Niewielki oddział - na czele z Kaiserem - przemierzał okoliczny las, gdy niespodziewanie do ich nozdrzy, u niektórych mocno wyostrzonych, dotarł przeraźliwy smród rozkładających się zwłok. To było niespodziewane w Szkarłatnym Lesie, bo jednak większość drapieżników ofiary zjadało od razu lub zabierało do kryjówek.
A potem zobaczyli zwłoki - leżały rozczłonkowane, część ukryta pod krzewem; głównie fragmenty kończyn i urwana głowa. Ludzka głowa. Niedaleko leżał korpus, z którego coś wyrwało narządy i porozrzucało je nieopodal. Ale najgorsze były rany; wszystkie części ciała pokryte były niemalże czarnymi ranami, na których nawet owady bały się siadać. Widać było olbrzymie ślady pazurów i kłów; to nie było dzieło żadnego z okolicznych wilków i niedźwiedzi.

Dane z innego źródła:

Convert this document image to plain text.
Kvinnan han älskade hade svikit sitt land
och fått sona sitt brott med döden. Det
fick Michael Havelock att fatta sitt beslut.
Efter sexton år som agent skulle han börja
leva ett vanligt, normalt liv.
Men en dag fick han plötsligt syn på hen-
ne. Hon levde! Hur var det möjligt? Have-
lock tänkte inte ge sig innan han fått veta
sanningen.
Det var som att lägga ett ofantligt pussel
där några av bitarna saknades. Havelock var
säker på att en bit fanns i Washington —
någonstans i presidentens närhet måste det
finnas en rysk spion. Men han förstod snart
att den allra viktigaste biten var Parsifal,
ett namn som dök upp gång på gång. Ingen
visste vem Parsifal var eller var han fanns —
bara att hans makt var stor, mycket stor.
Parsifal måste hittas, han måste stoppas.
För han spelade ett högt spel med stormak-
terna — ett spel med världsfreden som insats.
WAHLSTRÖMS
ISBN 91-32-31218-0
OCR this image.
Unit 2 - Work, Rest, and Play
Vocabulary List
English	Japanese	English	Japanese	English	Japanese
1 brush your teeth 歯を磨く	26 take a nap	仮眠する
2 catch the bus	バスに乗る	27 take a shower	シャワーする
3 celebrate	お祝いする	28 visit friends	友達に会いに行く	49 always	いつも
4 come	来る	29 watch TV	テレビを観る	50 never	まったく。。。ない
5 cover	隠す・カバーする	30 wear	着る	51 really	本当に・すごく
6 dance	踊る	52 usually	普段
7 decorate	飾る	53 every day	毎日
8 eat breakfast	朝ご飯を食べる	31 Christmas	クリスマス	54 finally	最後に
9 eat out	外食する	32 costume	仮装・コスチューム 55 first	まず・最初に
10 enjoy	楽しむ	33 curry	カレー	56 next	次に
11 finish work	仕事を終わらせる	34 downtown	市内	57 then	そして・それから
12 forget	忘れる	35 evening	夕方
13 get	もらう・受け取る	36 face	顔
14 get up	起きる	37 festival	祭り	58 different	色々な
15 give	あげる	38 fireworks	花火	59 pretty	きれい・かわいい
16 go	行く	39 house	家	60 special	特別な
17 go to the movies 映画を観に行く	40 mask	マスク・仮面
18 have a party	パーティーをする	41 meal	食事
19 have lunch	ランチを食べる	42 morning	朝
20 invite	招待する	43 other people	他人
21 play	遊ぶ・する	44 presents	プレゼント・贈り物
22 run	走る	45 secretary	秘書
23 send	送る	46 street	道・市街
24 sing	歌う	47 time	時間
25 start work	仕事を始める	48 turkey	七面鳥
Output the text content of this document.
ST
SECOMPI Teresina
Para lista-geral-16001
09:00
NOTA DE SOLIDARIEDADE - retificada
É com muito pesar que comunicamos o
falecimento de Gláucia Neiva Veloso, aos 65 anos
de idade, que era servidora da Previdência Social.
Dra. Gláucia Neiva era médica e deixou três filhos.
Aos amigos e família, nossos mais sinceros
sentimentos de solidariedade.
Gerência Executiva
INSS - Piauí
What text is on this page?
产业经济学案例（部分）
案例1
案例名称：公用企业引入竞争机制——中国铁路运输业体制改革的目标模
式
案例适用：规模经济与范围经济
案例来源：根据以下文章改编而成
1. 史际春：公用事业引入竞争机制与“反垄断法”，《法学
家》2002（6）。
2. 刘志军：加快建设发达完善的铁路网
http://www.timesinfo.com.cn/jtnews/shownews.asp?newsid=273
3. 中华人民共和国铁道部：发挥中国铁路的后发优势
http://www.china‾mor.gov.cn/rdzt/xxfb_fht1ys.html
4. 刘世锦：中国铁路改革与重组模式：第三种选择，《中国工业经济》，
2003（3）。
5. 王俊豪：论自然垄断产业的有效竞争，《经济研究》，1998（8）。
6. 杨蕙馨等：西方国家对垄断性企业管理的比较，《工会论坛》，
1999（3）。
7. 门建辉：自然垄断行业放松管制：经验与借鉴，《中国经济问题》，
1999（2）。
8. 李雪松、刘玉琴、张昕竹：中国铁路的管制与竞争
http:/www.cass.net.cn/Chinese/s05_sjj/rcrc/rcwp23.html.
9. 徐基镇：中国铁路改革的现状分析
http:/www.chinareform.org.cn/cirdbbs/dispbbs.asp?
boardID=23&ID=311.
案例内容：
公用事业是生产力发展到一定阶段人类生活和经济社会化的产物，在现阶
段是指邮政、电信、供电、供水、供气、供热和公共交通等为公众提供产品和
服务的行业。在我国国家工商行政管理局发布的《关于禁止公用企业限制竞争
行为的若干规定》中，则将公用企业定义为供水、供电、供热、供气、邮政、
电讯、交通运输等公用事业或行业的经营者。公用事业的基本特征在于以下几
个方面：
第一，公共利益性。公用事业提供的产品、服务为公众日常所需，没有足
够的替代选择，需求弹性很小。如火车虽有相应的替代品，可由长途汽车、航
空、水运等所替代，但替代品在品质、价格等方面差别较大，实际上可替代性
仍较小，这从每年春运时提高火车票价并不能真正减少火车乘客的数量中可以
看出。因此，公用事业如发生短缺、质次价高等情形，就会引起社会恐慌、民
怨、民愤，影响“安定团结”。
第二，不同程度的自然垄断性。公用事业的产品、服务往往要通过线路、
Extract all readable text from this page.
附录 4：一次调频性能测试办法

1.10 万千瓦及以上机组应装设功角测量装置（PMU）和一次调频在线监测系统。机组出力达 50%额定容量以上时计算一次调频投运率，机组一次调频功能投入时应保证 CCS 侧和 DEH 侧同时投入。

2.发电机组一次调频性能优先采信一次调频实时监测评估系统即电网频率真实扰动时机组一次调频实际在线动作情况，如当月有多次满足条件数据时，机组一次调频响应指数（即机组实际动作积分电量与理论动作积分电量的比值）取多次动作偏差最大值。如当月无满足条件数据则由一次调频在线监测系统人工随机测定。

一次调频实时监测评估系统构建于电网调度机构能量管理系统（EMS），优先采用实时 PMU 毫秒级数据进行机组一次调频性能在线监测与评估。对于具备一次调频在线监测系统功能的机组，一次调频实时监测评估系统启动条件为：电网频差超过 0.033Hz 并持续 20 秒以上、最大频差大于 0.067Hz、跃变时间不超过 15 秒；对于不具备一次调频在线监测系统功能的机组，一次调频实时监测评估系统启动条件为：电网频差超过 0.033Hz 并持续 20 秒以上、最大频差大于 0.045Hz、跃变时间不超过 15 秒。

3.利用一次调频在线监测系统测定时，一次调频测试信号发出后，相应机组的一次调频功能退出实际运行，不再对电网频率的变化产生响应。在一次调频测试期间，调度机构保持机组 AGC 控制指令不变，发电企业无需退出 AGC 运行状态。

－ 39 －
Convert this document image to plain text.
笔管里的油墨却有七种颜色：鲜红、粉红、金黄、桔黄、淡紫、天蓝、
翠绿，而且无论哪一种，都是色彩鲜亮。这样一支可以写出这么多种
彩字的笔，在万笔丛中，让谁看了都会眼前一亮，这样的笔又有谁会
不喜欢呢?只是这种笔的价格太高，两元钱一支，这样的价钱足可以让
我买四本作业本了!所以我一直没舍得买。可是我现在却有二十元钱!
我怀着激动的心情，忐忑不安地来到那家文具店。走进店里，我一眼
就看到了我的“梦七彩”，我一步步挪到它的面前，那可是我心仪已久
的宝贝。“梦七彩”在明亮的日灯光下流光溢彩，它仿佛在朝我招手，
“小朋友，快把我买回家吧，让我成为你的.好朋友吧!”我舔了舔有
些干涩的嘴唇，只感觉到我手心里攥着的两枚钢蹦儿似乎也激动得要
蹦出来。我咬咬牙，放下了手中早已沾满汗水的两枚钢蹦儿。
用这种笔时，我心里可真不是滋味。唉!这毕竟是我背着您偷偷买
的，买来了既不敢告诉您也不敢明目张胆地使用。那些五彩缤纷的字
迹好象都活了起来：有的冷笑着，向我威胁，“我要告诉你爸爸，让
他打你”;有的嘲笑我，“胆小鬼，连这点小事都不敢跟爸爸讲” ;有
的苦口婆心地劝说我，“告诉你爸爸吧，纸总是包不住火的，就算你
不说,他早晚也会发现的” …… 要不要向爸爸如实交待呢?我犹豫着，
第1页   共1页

Potem Zippy i Jade stwierdzili, że stwór, który zabił był o wiele większy niż niedźwiedź - a do tego, co najgorsze, jadowity. A to zaś wyjaśniało czarne rany.
Pierwszym trupem był rolnik z Rauhan. Większość członków Najwyższej Rady go nie znało, był nieistotny dla nich. A teraz tak bardzo się nim przejmowali.
***
- O, Kaiser! Jak dobrze cię widzieć! - zawołał Arion i podbiegł do niskiego strażnika. Niebieskowłosy nie miał tym razem na sobie zwyczajowej zbroi, a zwykłe brązowe spodnie i lnianą tunikę. Czekał przy fontannie i zaciekle się rozglądał. Być może kogoś oczekiwał. Nie stał przy nim koń, więc Sherwind był pewien, że wilkołak teraz przed nim nie ucieknie i będzie musiał z nim porozmawiać.
- Znowu ty? - mruknął niezbyt zadowolony Ballzack. Sherwind uśmiechnął się.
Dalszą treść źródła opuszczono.